Seven of us met at the entrance to St. Mary’s church and, after asking the Luminous Beings to bless our journey, we meandered through the peaceful churchyard to a gate at the back. Already we had to wait for stragglers, which reminded me of the many schoolchildren I have chivvied on trips over the years.
We passed by the memorial stone for fifty-eight Anglo Saxons whose skeletons were uncovered in the 1980s during some utility maintenance work in the market square. The poor souls were left to gather dust in boxes at Harrogate museum for over twenty years before being interred in the churchyard in 2009. One of our group placed a white feather by the stone.
We set off alongside the River Ure, on the path which forms the most northerly part of the Ripon Rowel Walk (a rowel being the little wheel at the back of a horse-rider’s spur).
Gathering bits and pieces for our mandala, we ambled along, chatting to dog walkers and enjoying each other’s company. The walk encircles farmland, with newly ploughed field and the straggling remnants of barley and potato plants along the edges.
Two thirds of the way along the path, a few steps led us down through a small wood to a tiny beach by the river. I knew this was the perfect spot for our mandala and a short ritual, as I had been there before. One member of the group commented that the energies of the place felt very good.
Our mandala was created quickly, with everyone keen to contribute to its making.

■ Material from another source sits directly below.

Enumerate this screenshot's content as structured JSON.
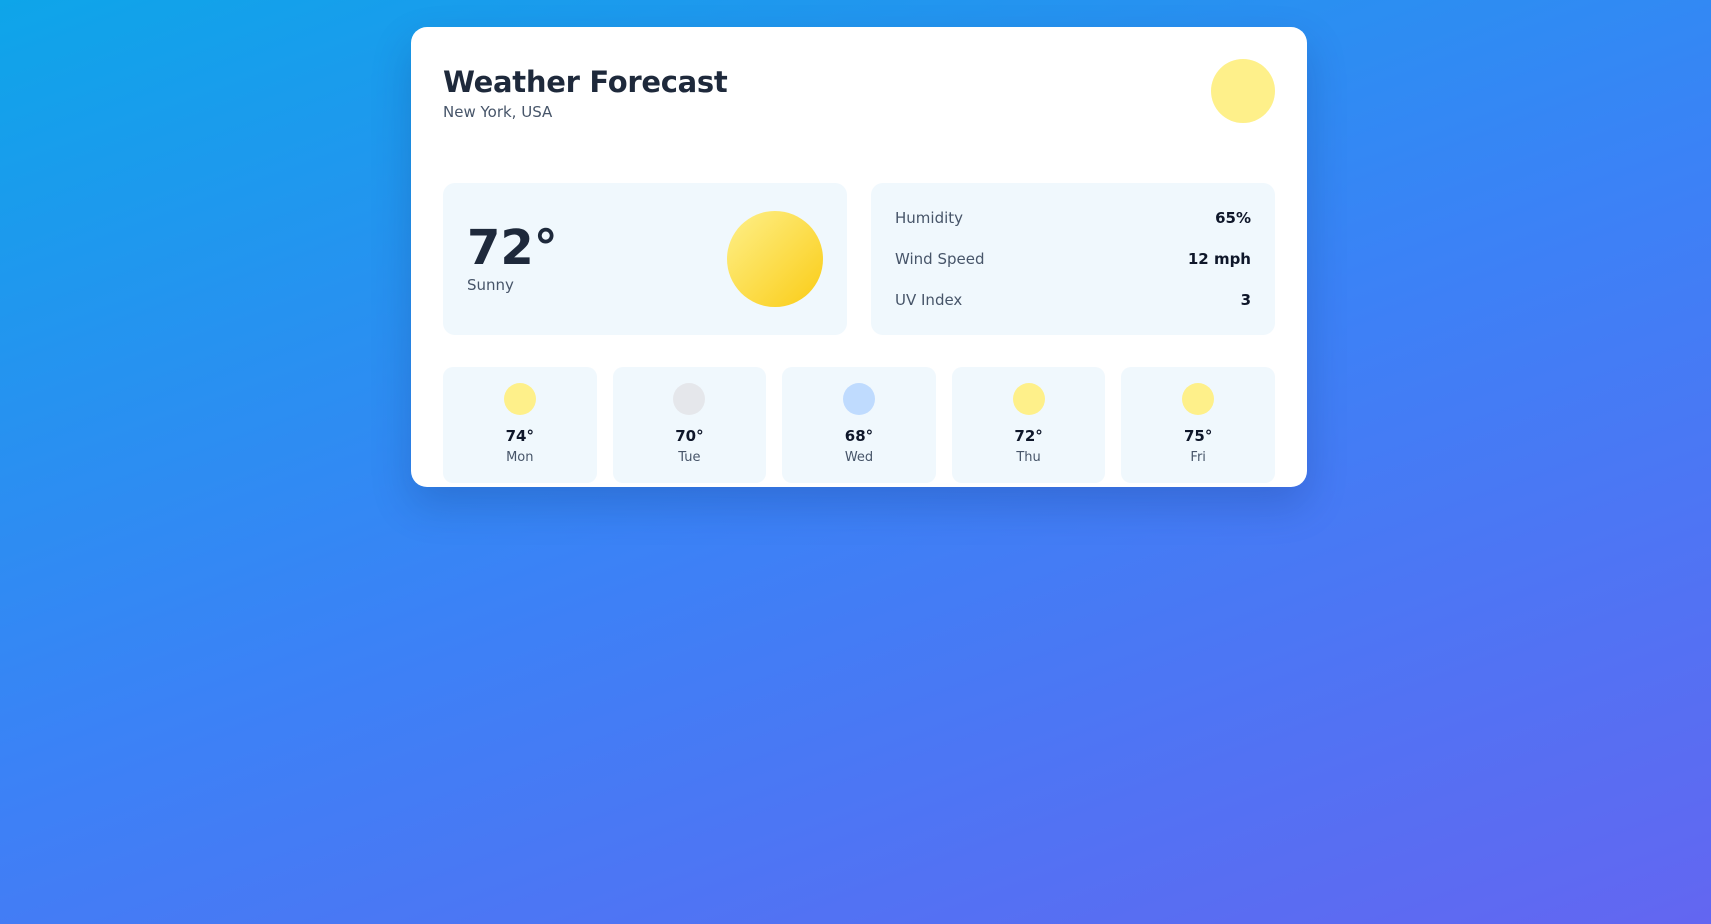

I’d brought a white crystal and a black one, to represent the equal night and day, and the balance of the season. Another member of the group gave each of us a small bag of tumble stones to take home, so they were added to the mandala too. We were all very happy with the result, and one member said it looked just right for the start of Autumn. The sun emerged from behind a cloud just as we finished.
Standing in a circle around our masterpiece, I led a brief meditation, inviting everyone to reflect on the bounty and gifts of Autumn. I used my singing bowl to begin and end our quiet time before we returned to the path and continued our circular walk back to the church.

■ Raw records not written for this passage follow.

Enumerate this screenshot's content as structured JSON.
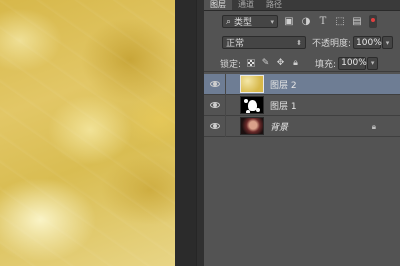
{
  "panel": {
    "tabs": [
      {
        "label": "图层",
        "active": true
      },
      {
        "label": "通道",
        "active": false
      },
      {
        "label": "路径",
        "active": false
      }
    ],
    "filter": {
      "icon": "search-icon",
      "selected": "类型",
      "icons": [
        "image-icon",
        "adjustment-icon",
        "text-icon",
        "shape-icon",
        "smart-object-icon"
      ]
    },
    "blend": {
      "mode": "正常",
      "opacity_label": "不透明度:",
      "opacity_value": "100%"
    },
    "lock": {
      "label": "锁定:",
      "icons": [
        "lock-transparent-icon",
        "lock-image-icon",
        "lock-position-icon",
        "lock-all-icon"
      ],
      "fill_label": "填充:",
      "fill_value": "100%"
    },
    "layers": [
      {
        "name": "图层 2",
        "visible": true,
        "selected": true,
        "thumbnail": "gold-texture"
      },
      {
        "name": "图层 1",
        "visible": true,
        "selected": false,
        "thumbnail": "mask"
      },
      {
        "name": "背景",
        "visible": true,
        "selected": false,
        "thumbnail": "portrait",
        "locked": true
      }
    ]
  },
  "colors": {
    "panel_bg": "#535353",
    "selected_layer": "#6e7d94",
    "canvas_gold": "#d9bd52"
  }
}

We chose a quiet spot just outside the churchyard to thank the Luminous Beings for welcoming us.
Everyone was delighted with their experience and felt it was a very beneficial thing to have done. One member had chosen to abandon her duties as church warden for the morning in favour of coming along, and she was delighted that she had done so. The whole morning felt relaxed and positive, and a fitting start to my favourite season. I mentioned that I was already planning the next pilgrimage for Samhain and met with an enthusiastic response.
Some of us repaired to a café for necessary treats and sat happily in the sun, watching the tourists and locals browsing the busy market stalls.
It can be a little nerve-wracking doing something for the first time, but this pilgrimage was completely stress-free and I look forward to leading many more in the future.